# Pointgold's (Laura) Pebbles is at the Bridge with Gini...



## puddinhd58 (Jan 15, 2009)

I hope Laura doesn't mind me posting but I wanted everyone here that knows her to know that Pebbles went to the Bridge December 29th to be with Gini. She was a little over 13 I think...
My thoughts and prayers are with her and her family.


----------



## GoldensGirl (Aug 2, 2010)

Thanks for letting us know. This is an especially tough season for losses like this.

Lighting a candle for them: Group *GRF* Candles - Light A Candle.


----------



## Elisabeth Kazup (Aug 23, 2008)

Please give her my deepest sympathy...it's so hard to lose them. She will be in my prayers.


----------



## goldencontriever3 (Nov 7, 2008)

I am so sorry. Keeping Pointgold in our thoughts and prayers. May all the happy memories you hold in your heart bring you comfort.

RIP Pebbles


----------



## fostermom (Sep 6, 2007)

I am so sorry. It's always so painful to lose them, no matter how long they have been with us.


----------



## Tahnee GR (Aug 26, 2006)

So sorry to hear this. RIP, Pebbles.


----------



## Claire's Friend (Feb 26, 2007)

Please tell Laura how sorry I am.


----------



## sameli102 (Aug 23, 2009)

I'm so sorry for your loss Laura.


----------



## Mssjnnfer (Aug 9, 2009)

RIP Pebbles. So sorry, Laura.


----------



## Phillyfisher (Jan 9, 2008)

So sorry to hear this. I will keep PG and her family in my prayers. Thank you for letting us know...


----------



## Debles (Sep 6, 2007)

Very sorry. Godspeed Pebbles.


----------



## Penny & Maggie's Mom (Oct 4, 2007)

So so sad. She had just groomed her and had her looking so pretty. Godspeed sweetheart. And big hugs to Laura and family.


----------



## Dallas Gold (Dec 22, 2007)

So sorry to hear this. RIP dear Pebbles.


----------



## nolefan (Nov 6, 2009)

*Please tell Laura*

How sorry I am for her loss and that I'm thinking of her. Thank you for keeping us up to speed.


----------



## paula bedard (Feb 5, 2008)

RIP sweet Peebles. Please tell Laura my thoughts are with her.


----------



## Rainheart (Nov 28, 2010)

Very sorry to hear this. Give my condolences to Laura. Run free, Pebbles.


----------



## PrincessDi (Jun 8, 2009)

Please let Laura know that we're so sorry for the loss of sweet Pebbles.


----------



## FinnTastic (Apr 20, 2009)

So sorry to hear about Pebbles especially during this time of the year. RiP Pebbles


----------



## Sam's dad (Nov 1, 2011)

My heart felt condolences. RIP sweet angel...


----------



## amy22 (May 11, 2008)

I am so sorry Laura...RIP Pebbles


----------



## solinvictus (Oct 23, 2008)

Please let Laura know how much we care and will have Laura and her family in our prayers. 

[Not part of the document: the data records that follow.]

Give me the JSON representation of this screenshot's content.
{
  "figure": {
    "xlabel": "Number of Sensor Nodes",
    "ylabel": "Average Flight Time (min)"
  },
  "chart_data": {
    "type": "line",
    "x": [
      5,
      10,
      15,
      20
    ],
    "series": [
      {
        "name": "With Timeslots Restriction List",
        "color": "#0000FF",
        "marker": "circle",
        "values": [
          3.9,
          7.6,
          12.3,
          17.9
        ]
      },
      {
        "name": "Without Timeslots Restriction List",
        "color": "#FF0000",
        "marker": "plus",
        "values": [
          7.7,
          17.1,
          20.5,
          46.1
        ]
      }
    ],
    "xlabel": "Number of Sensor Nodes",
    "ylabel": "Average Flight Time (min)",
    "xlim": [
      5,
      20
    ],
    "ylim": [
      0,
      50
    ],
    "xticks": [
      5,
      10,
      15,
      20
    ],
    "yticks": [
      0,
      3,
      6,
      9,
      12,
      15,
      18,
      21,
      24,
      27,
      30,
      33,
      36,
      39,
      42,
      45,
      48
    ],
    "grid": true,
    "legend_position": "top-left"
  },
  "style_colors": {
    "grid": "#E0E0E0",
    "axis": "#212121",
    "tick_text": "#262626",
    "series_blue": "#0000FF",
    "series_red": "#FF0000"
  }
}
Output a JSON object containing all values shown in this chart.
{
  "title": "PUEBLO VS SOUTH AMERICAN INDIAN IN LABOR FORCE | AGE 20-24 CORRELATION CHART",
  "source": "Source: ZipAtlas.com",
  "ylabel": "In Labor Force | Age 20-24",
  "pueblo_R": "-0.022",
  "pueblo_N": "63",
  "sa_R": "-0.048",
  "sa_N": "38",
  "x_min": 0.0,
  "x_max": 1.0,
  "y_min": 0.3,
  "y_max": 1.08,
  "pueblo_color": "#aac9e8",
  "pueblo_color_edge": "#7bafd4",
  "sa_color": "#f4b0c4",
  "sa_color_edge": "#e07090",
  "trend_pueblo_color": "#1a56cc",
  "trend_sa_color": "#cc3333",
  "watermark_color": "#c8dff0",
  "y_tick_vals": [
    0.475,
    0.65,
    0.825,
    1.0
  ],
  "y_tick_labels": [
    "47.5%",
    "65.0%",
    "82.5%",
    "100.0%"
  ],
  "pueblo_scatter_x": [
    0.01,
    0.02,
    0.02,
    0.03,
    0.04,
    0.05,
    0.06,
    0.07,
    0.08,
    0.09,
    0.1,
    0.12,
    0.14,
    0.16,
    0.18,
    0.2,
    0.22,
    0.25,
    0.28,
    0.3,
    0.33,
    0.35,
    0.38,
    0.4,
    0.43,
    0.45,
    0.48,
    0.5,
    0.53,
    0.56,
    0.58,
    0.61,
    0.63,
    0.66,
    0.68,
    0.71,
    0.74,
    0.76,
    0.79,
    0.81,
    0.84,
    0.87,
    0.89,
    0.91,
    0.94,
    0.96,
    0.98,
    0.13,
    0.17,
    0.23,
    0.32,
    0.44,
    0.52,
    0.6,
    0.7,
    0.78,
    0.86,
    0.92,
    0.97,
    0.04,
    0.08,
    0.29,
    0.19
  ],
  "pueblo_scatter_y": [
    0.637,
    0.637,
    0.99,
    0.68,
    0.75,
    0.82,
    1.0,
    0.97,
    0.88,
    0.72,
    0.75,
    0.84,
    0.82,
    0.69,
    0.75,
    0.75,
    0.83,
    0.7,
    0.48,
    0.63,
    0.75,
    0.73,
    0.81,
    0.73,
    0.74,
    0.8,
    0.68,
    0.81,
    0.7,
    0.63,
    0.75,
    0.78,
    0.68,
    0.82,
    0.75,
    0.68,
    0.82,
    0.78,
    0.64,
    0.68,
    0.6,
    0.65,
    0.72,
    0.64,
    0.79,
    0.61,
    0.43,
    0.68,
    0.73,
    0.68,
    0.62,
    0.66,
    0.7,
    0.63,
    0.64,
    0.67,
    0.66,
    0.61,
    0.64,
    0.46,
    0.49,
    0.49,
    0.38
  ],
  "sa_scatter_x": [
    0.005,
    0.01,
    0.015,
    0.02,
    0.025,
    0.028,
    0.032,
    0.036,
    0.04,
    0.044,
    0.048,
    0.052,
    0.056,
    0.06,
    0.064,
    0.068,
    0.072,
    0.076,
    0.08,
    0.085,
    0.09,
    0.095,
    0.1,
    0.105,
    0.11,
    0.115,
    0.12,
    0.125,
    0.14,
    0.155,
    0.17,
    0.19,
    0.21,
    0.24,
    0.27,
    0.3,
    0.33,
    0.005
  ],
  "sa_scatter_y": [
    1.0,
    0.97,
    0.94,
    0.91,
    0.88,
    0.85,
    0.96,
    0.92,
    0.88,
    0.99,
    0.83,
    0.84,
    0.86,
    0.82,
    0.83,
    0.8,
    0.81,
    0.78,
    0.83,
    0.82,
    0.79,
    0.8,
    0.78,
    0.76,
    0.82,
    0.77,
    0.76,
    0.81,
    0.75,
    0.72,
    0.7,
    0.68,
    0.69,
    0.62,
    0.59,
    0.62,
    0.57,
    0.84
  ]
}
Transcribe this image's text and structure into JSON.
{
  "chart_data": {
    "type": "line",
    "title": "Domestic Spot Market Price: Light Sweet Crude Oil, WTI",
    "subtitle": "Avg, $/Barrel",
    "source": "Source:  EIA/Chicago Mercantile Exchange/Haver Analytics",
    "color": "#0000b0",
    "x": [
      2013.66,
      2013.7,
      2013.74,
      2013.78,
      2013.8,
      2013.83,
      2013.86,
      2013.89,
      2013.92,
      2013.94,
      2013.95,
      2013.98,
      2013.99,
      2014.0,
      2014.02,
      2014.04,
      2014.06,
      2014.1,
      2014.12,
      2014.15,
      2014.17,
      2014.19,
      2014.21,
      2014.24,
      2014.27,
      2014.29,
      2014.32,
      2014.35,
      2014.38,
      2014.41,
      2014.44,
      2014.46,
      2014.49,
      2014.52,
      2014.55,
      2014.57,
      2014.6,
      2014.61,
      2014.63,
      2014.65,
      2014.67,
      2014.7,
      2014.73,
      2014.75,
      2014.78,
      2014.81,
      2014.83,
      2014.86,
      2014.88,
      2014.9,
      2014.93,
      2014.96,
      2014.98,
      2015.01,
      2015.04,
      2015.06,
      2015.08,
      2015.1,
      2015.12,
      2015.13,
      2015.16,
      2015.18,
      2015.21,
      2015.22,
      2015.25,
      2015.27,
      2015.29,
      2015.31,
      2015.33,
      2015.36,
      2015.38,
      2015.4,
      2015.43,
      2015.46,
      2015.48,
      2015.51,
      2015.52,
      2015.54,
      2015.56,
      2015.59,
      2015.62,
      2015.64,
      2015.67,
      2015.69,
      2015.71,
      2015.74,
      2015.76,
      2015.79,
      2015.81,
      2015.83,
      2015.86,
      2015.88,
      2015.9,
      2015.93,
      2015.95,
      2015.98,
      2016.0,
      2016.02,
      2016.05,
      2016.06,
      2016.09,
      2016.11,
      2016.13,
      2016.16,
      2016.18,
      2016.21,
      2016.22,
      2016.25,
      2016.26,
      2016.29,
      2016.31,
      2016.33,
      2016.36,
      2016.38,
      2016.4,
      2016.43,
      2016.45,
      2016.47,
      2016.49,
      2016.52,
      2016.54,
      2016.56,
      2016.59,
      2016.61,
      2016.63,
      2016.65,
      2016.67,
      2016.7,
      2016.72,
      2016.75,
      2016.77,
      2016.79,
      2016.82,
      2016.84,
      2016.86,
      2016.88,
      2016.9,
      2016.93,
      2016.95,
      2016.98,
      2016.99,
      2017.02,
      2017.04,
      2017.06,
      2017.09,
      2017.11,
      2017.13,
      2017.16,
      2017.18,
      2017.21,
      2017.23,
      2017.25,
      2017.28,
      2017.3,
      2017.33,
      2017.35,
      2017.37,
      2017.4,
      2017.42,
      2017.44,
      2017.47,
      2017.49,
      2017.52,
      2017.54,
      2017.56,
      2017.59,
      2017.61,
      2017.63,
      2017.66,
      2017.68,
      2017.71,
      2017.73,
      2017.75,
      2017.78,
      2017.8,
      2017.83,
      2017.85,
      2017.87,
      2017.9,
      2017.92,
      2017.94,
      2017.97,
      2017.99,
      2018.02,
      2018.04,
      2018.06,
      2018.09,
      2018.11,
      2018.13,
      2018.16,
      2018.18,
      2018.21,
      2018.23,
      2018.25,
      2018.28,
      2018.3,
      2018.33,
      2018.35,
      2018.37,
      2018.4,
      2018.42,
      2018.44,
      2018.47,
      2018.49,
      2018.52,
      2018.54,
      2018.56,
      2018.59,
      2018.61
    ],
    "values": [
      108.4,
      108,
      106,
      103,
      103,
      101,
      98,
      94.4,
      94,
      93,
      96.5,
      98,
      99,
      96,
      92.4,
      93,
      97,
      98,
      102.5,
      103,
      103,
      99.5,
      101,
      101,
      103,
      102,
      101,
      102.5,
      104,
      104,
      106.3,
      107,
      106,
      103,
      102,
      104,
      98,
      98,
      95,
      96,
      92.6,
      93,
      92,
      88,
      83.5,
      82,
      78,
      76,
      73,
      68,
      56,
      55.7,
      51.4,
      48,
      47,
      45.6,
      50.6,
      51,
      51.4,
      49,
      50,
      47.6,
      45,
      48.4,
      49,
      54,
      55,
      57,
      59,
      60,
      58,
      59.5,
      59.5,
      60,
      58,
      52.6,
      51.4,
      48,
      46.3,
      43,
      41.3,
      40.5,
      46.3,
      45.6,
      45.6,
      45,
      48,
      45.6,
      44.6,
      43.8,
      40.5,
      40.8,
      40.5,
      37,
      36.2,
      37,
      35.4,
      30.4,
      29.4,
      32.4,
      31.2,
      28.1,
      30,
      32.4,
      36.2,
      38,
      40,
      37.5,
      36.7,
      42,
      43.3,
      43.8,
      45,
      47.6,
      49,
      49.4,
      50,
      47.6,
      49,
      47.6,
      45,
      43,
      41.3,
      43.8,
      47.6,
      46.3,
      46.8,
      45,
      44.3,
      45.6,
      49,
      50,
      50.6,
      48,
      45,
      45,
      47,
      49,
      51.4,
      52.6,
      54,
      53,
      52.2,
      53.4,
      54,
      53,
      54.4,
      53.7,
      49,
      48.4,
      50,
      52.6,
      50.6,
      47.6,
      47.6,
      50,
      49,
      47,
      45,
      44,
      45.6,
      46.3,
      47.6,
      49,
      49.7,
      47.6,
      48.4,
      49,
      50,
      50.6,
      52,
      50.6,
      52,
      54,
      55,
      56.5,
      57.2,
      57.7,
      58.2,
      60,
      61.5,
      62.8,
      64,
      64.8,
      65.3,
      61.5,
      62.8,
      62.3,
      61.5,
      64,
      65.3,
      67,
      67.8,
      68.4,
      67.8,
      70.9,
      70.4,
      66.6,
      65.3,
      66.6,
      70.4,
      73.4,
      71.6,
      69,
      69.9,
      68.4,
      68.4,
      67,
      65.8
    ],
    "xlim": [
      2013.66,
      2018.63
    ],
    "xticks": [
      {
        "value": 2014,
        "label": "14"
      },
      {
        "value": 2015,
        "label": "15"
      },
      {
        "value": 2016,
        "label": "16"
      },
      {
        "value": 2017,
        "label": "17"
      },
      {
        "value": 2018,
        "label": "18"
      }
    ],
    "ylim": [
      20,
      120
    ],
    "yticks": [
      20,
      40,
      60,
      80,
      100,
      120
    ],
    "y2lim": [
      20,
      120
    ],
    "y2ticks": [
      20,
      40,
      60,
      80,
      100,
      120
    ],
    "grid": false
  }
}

May the wonderful memories of Pebbles help to soften her grief.


----------



## elly (Nov 21, 2010)

So very sorry,.. Run free Pebbles, so very sorry for your loss Laura.


----------



## C's Mom (Dec 7, 2009)

My condolences Laura. Sending you and your family strength.


----------



## goldensmum (Oct 23, 2007)

Please pass our condolences on to Laura for her loss of Pebbles


----------



## Karen519 (Aug 21, 2006)

*Laura*

Please tell Laura I am so very sorry about Pebbles!!


----------



## ValerieS (Nov 29, 2011)

My thoughts are with you Laura. I am so sorry for your loss.

Rest in peace Pebbles.


----------



## Penny & Maggie's Mom (Oct 4, 2007)

Laura wanted me to thank everyone for their warm thoughts and prayers. Pebbles was very special to her and a link to her most beloved Gini.


----------



## Karen519 (Aug 21, 2006)

*Penny & Maggies Mom*

Penny & Maggies Mom

Thanks for sharing Laura's message.


----------